I didn’t expect to mention Kathleen Quinlan twice this week, but she’s in a movie that recently started showing up in the FXM rotation: Warning Sign, on again this week at 1:20 PM Saturday. At a putative agronomics company in southern Utah, one of the researches in full PPE accidentally picks up a test-tube, and when he and his colleagues stupidly break protocol, the test tube gets broken. It turns out they’re working on some sort of biological warfare weapon which infects all of them, causing a containment incident which guard Joanie Morse (that’s Quinlan) has to deal with from the inside. Dealing with it on the outside are Joanie’s husband Cal (Sam Waterston), the local sheriff, and government cover-up man Major Connolly (Yaphet Kotto). Thankfully, all of the infected scientists have died – until the bodies go missing from the security cameras, and the agent that they inhaled is some sort of psychogenic thing that turns people into homicidal maniacs. Joanie, however, seems immune, which may offer a solution to the problem. It’s amazing how in 35 years we’ve gone from conspiracy theory movies like this to absolute blind obedience to government agents speaking on lab leaks.

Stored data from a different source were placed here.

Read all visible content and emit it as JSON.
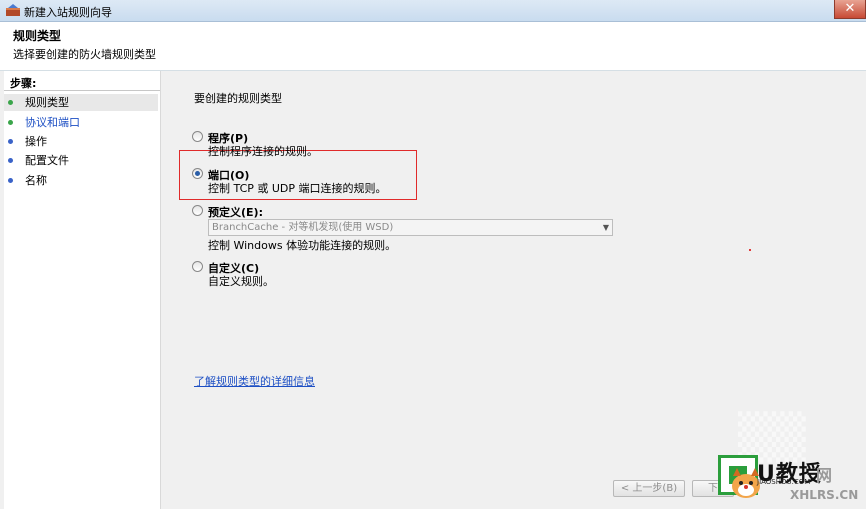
{
  "window": {
    "title": "新建入站规则向导",
    "close_label": "✕"
  },
  "header": {
    "title": "规则类型",
    "subtitle": "选择要创建的防火墙规则类型"
  },
  "sidebar": {
    "title": "步骤:",
    "items": [
      {
        "label": "规则类型",
        "state": "current",
        "dot_color": "#3aa54a"
      },
      {
        "label": "协议和端口",
        "state": "link",
        "dot_color": "#3aa54a"
      },
      {
        "label": "操作",
        "state": "normal",
        "dot_color": "#3a63c8"
      },
      {
        "label": "配置文件",
        "state": "normal",
        "dot_color": "#3a63c8"
      },
      {
        "label": "名称",
        "state": "normal",
        "dot_color": "#3a63c8"
      }
    ]
  },
  "main": {
    "prompt": "要创建的规则类型",
    "options": [
      {
        "label": "程序(P)",
        "desc": "控制程序连接的规则。",
        "checked": false
      },
      {
        "label": "端口(O)",
        "desc": "控制 TCP 或 UDP 端口连接的规则。",
        "checked": true
      },
      {
        "label": "预定义(E):",
        "desc": "控制 Windows 体验功能连接的规则。",
        "checked": false
      },
      {
        "label": "自定义(C)",
        "desc": "自定义规则。",
        "checked": false
      }
    ],
    "predefined_select": {
      "value": "BranchCache - 对等机发现(使用 WSD)"
    },
    "help_link": "了解规则类型的详细信息"
  },
  "buttons": {
    "back": "< 上一步(B)",
    "next": "下"
  },
  "watermark": {
    "brand": "U教授",
    "pinyin": "JIAOSHOU.COM",
    "net": "网",
    "site": "XHLRS.CN"
  },
  "colors": {
    "accent": "#2a5ea8",
    "highlight": "#e02a2a",
    "link": "#1d4fc4"
  }
}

Sunday is August 1. For those of you who have been following these posts, you’ll know that means the start of TCM’s annual Summer Under the Stars, in which each day brings 24 hours of the movies of a different star. It kicks off this year with Bette Davis all day Sunday, including Pocketful of Miraclesat 3:45 PM. The last movie directed by Frank Capra, and a remake of his Lady for a Dayfrom 28 years earlier, the movie stars Davis as Apple Annie, an old lady living in the Depression by selling apples and getting markups from Dave the Dude (Glenn Ford), a gangster who sees Annie as a sort of good-luck charm. However, Annie has a daughter Louise (Ann-Margret), who’s been living in Spain and is engaged to a count there. She wants to introduce him to her family, but Annie’s been lying about her background, claiming to be high society. It would kill Annie to have to reveal the lie, so perhaps Dave can do something to help her set up an illusion of actually being a lady? Of course, Dave being a gangster doesn’t exactly know high society.